Effectively stripped of his police authority, Monroe enters into a pact with the drug boss to recover a stolen Mercedes. The search for the missing car produces yet another narrative reversal, the emergency of a beautiful young woman (Ana de la Reguera) who’s been kidnapped because of valuable inside information she is privy of.
The script is very slipshod and hastily constructed and it’s built on a series of conveniently arranged circumstances that are more dreamed up than authentically arrived at. It yokes together different strands and just tries to throw them together. The tone is manic and pounding, rather than loose and free.
The gags and the comebacks and the personal, highly sexualized banter (which felt authentic and realistic in Smith’s early work) feel overdone, solicitous and off-putting. The former “Saturday Night Live” performer, Morgan feels constrained and flummoxed; the part is poorly written, and he overcompensates with the thinness of the character by going mannered and over the top. Willis has had some fun with his own person and film identity in the past, but he’s just walking through this film.
Perhaps Smith did not have the willingness or power to challenge Willis, but it’s another example of a good actor turning in a very subpar performance. The only performer who really salvages his reputation is Seann William Scott, who has some funny moments as the verbally dexterous criminal with a penchant for anticipating what his rivals are about to say.

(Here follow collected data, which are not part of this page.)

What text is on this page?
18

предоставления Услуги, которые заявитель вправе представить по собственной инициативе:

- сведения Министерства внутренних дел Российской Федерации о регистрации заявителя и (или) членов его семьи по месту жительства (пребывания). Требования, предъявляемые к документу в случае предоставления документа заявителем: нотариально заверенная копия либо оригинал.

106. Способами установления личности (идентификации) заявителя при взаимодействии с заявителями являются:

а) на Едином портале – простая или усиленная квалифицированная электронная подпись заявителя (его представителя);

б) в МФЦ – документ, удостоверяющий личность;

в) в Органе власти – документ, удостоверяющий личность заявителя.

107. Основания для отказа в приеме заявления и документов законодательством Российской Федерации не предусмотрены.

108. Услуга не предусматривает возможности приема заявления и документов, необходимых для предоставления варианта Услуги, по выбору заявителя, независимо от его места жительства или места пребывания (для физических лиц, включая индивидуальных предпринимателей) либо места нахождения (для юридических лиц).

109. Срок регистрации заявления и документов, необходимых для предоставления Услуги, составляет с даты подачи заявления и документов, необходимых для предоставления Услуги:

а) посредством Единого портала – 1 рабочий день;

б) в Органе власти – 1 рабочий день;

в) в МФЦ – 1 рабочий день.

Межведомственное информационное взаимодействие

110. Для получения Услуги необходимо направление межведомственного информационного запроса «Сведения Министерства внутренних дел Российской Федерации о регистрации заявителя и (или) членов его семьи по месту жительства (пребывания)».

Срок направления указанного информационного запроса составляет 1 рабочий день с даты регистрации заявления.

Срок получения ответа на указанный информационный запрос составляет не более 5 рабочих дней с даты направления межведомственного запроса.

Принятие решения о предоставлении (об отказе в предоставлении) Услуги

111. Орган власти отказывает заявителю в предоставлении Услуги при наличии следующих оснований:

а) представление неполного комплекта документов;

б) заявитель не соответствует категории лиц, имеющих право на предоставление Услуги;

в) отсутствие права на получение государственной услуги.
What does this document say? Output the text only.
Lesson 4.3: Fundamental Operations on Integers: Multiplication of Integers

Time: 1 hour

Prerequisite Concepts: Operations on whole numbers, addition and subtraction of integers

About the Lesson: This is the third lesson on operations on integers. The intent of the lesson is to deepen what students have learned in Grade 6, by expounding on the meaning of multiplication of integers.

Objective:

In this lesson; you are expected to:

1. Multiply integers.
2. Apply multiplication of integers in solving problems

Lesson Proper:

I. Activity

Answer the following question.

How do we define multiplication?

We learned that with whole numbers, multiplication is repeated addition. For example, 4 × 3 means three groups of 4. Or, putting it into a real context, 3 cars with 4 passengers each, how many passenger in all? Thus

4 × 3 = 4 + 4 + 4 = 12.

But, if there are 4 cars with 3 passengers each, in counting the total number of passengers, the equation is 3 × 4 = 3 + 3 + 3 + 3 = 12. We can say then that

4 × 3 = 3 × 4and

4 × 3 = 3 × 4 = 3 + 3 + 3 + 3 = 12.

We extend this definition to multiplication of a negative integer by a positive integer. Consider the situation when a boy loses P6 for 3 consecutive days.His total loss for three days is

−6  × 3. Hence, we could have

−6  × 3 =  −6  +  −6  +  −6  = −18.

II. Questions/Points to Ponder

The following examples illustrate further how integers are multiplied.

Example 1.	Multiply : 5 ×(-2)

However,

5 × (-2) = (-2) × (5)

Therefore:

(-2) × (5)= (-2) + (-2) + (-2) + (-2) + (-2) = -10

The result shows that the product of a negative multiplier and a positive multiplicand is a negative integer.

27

There’s also an uncomfortable racial awkwardness to a great deal of the material that makes “Cop Out” feel rather unseemly. The opening Morgan monologue is dangerously close to a minstrel act. (Not to mention a recurring and very abysmal subplot involving his raging insecurities about his wife’s alleged infidelities.)
Worst of all, the Mexican criminal lords that become the movie’s traditional heavies are so lazily conceived, overscaled and outrageously drawn that turns “Cop Out” not only into a bad film though a somewhat unpleasant one. Kevin Smith is not the first or last director defeated by the system. As the title suggests, this project was forlorn from the start.